今日は久しぶりに学術情報をご紹介します。

みなさんは,0kcalのドリンクや糖類0商品,また0kcal甘味料で,糖アルコールの「エリスリトール」という言葉を聞いたり,見たりしたことがありませんか。
「エリスリトールで血糖値が上がらない」という話はすでにローカーボ食実施者,もちろん一般の食事療法実施者にとっても常識かと思いますが,本当に上がらないのか,どのように代謝されるのか,インスリンは出ないのか,健常者と糖尿病患者では代謝が違うのでは,などいろいろ疑問に思う方も多いようです。
エリスリトール含有食品によってどのように血糖が変化するかを確認するために,自己血糖測定の実施を推奨していますが,より化学的に統計学的にも実証されている研究としてIshikawa M et alの論文をご紹介します。

Effects of Oral Administration of Erythritol on Patients with Diabetes
REGULATORY TOXICOLOGY AND PHARMACOLOGY 24, S303–S308 (1996) ARTICLE NO. 0112


<5人の糖尿病患者へのエリスリトール経口負荷試験>
20gエリストール水溶液を5人の糖尿病患者へ負荷を実施。
血清エリスリトールレベルは1時間後にピークに達しその後下降した。
24時間以内の尿中総排泄量は82.0±3.7%で,72時間以内では88.5±3.3%。
グルコースとインスリンは,エリスリトール負荷3時間後に食事を摂取するまで変わらないまま変化せず,その後上昇した。遊離脂肪酸と3-ヒドロキシ酪酸はエリスリトール負荷後も上昇したが食事摂取後下降した。別の臨床検査では,エリスリトール20gを11人の糖尿病患者に14日間経口摂取させた。グルコースやHbA1cは終了時には減少した。腎機能の指標として,血清尿素窒素,クレアチニン,β2ミクログロブリンに有意な変化はなかった。エリスリトールは糖尿病患者の代謝に有意な影響は与えないようだ。

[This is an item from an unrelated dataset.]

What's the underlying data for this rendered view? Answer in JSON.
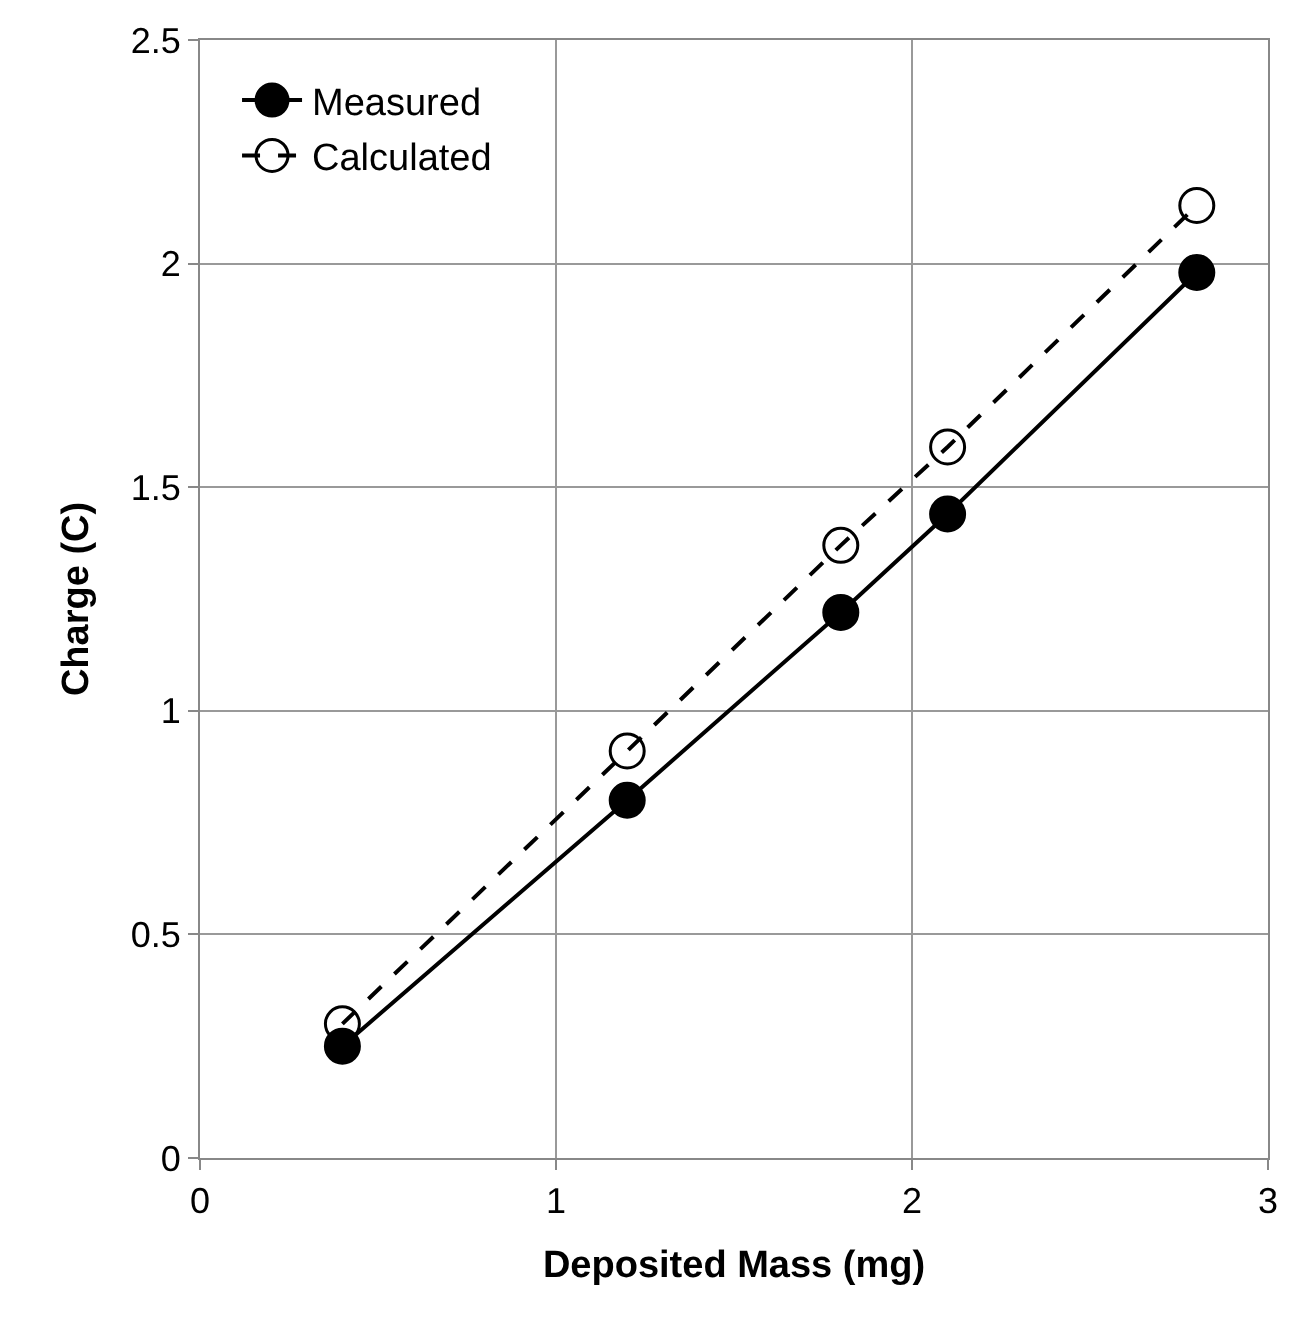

実際の論文では分かりやすい図で示されています。食事内容の詳細が示されていませんが(おそらく糖質あり)摂取したとたん,グルコース,インスリンともに上昇しています。目に見えない体内の代謝ですが,血中レベルではこんなに違う。。
また,この研究の特徴は対象者を健常者ではなく糖尿病患者で実施していることにあります。糖の処理能力が衰えている場合でも改めてエリスリトールから血糖値への影響がなく,大部分が尿中に排泄されていることが確認できました。

このような短期負荷試験は,分かりやすくていいですね。個人的に好きです(^o^)
ではまた!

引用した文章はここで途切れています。